Telling my companions that I would return in a short while I invited one of the zoologists in the party to accompany us and we all three piled into the jeep and were off. I soon realized that the boy had walked about eight miles to summon me so I knew that his father felt it was important. Not that an eight mile walk would be of any concern to a Beduin, but freeing the youth from his shepherds duties was more serious.

 

When we got to the encampment Machmud took us to his fathers tent and after the interminable exchanges of polite greetings and the inevitable coffee the Sheik went to a corner and came back with a Canaan Dog puppy about four weeks of age. It had been somewhat mauled but its only injury appeared to be a broken jaw. The Sheik asked me if it could be saved.

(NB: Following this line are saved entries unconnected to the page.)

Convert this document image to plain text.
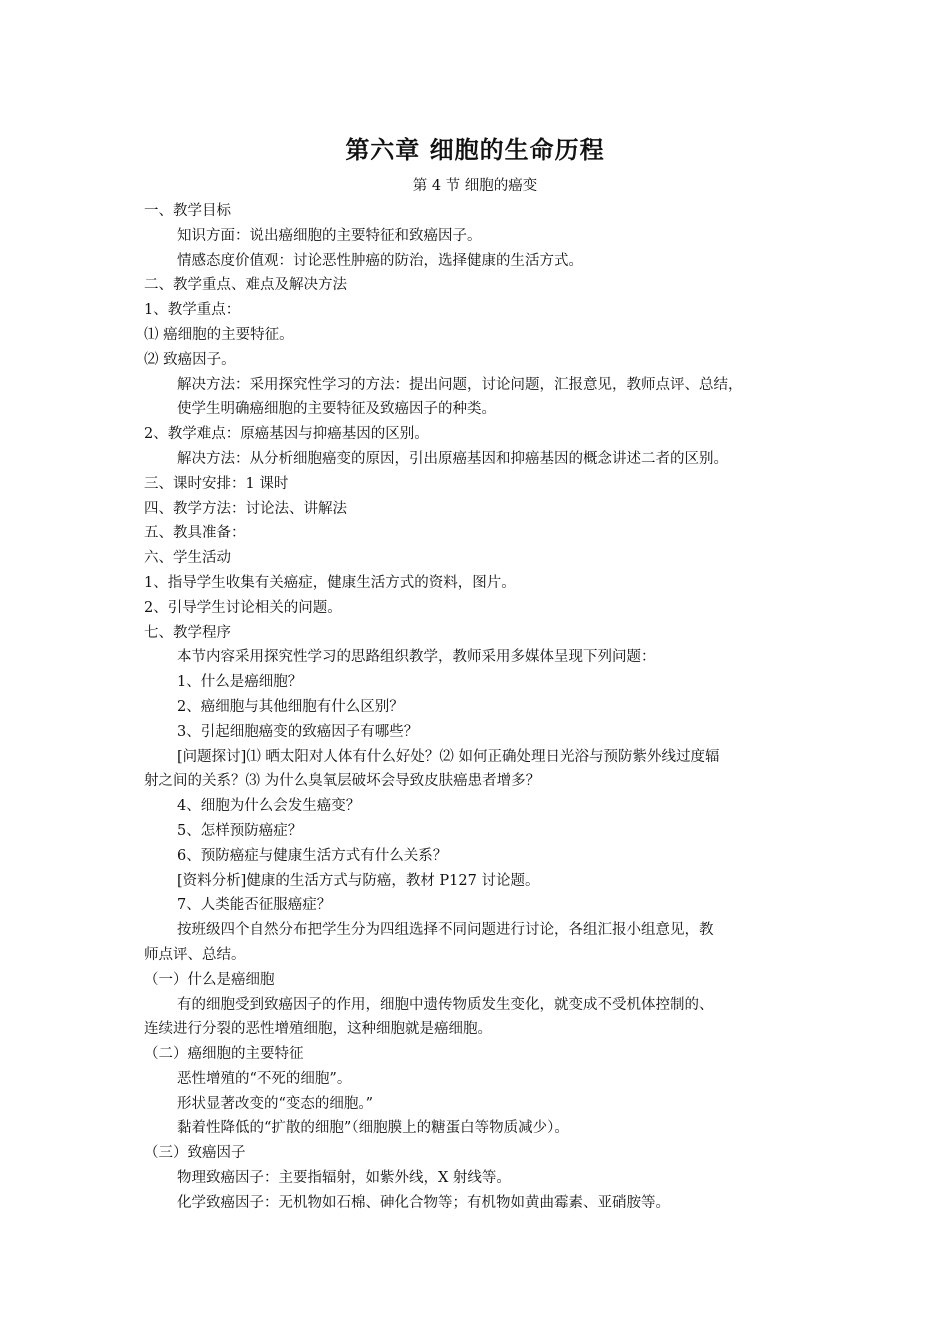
第六章 细胞的生命历程
第 4 节 细胞的癌变
一、教学目标
知识方面：说出癌细胞的主要特征和致癌因子。
情感态度价值观：讨论恶性肿癌的防治，选择健康的生活方式。
二、教学重点、难点及解决方法
1、教学重点：
⑴ 癌细胞的主要特征。
⑵ 致癌因子。
解决方法：采用探究性学习的方法：提出问题，讨论问题，汇报意见，教师点评、总结，
使学生明确癌细胞的主要特征及致癌因子的种类。
2、教学难点：原癌基因与抑癌基因的区别。
解决方法：从分析细胞癌变的原因，引出原癌基因和抑癌基因的概念讲述二者的区别。
三、课时安排：1 课时
四、教学方法：讨论法、讲解法
五、教具准备：
六、学生活动
1、指导学生收集有关癌症，健康生活方式的资料，图片。
2、引导学生讨论相关的问题。
七、教学程序
本节内容采用探究性学习的思路组织教学，教师采用多媒体呈现下列问题：
1、什么是癌细胞？
2、癌细胞与其他细胞有什么区别？
3、引起细胞癌变的致癌因子有哪些？
[问题探讨]⑴ 晒太阳对人体有什么好处？⑵ 如何正确处理日光浴与预防紫外线过度辐
射之间的关系？⑶ 为什么臭氧层破坏会导致皮肤癌患者增多？
4、细胞为什么会发生癌变？
5、怎样预防癌症？
6、预防癌症与健康生活方式有什么关系？
[资料分析]健康的生活方式与防癌，教材 P127 讨论题。
7、人类能否征服癌症？
按班级四个自然分布把学生分为四组选择不同问题进行讨论，各组汇报小组意见，教
师点评、总结。
（一）什么是癌细胞
有的细胞受到致癌因子的作用，细胞中遗传物质发生变化，就变成不受机体控制的、
连续进行分裂的恶性增殖细胞，这种细胞就是癌细胞。
（二）癌细胞的主要特征
恶性增殖的“不死的细胞”。
形状显著改变的“变态的细胞。”
黏着性降低的“扩散的细胞”（细胞膜上的糖蛋白等物质减少）。
（三）致癌因子
物理致癌因子：主要指辐射，如紫外线，X 射线等。
化学致癌因子：无机物如石棉、砷化合物等；有机物如黄曲霉素、亚硝胺等。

I examined the pup and told him that it probably could but that it would have to have its mouth taped shut, would not be able to nurse and would have to be fed with an eye dropper through a small opening at the side of its mouth. I told him that it would have to be kept warm and fed every two hours, day and night, for the next three weeks. He was not at all perturbed but asked me to do whatever I could to save the pup.

 

I was extremely surprised by this since my experience with the Beduin was that they were totally unsentimental about most animals and that they might possibly make an effort to save an injured horse or a camel or possibly a ewe, but certainly not a dog. Nevertheless, the boy whittled me a V shaped piece of wood for a splint and I set the jaw as best I could and taped it into place, leaving the promised slit for feeding. I showed the woman he had called to our side how to wash the puppy to make sure it urinated and defecated and then I told her that in three weeks when she took off the splint it could have soft cheese and finely ground meat. I asked if she had a grinder and she flashed a big smile and said that she would chew its meat for it!

 

My curiosity led me to ask the Chief just what was so special about this particular puppy. He took us outside and showed us tracks and said Here you see, in the night a hyaena came into the area, stole one of the puppies while the bitch was out hunting. The bitch came back, chased the hyaena and it dropped the pup from its mouth. That is when we came out because of the noise.

 

So you see, he said, last night this little dog was in the hands of Allah and Allah made it possible for a small balladi bitch (balladi is the name the Beduin use for the Canaan dogs around their encampments) to force a big hyaena to drop the pup.  Then he explained to me The ways of Allah are devious and strange. Who can know? Perhaps this is the dog that Allah has decreed will bark and warn one of my children that a snake is near them, or perhaps it will be the dog that will warn of a leopard or a hyaena trying to enter the sheep fold--- we can only know that this pup belongs to Allah, who spared it. We must protect it.

 

I saw no more of the Abu Suleimans for two years but in 1974 I encountered them again, this time while counting gazelles in the Sinai. And the dog was there at the camp. A big, reddish-gold Canaan Dog with a somewhat lopsided grin since the jaw had not healed perfectly straight. But there he was, and from his size and condition it was clear that he was very well cared for.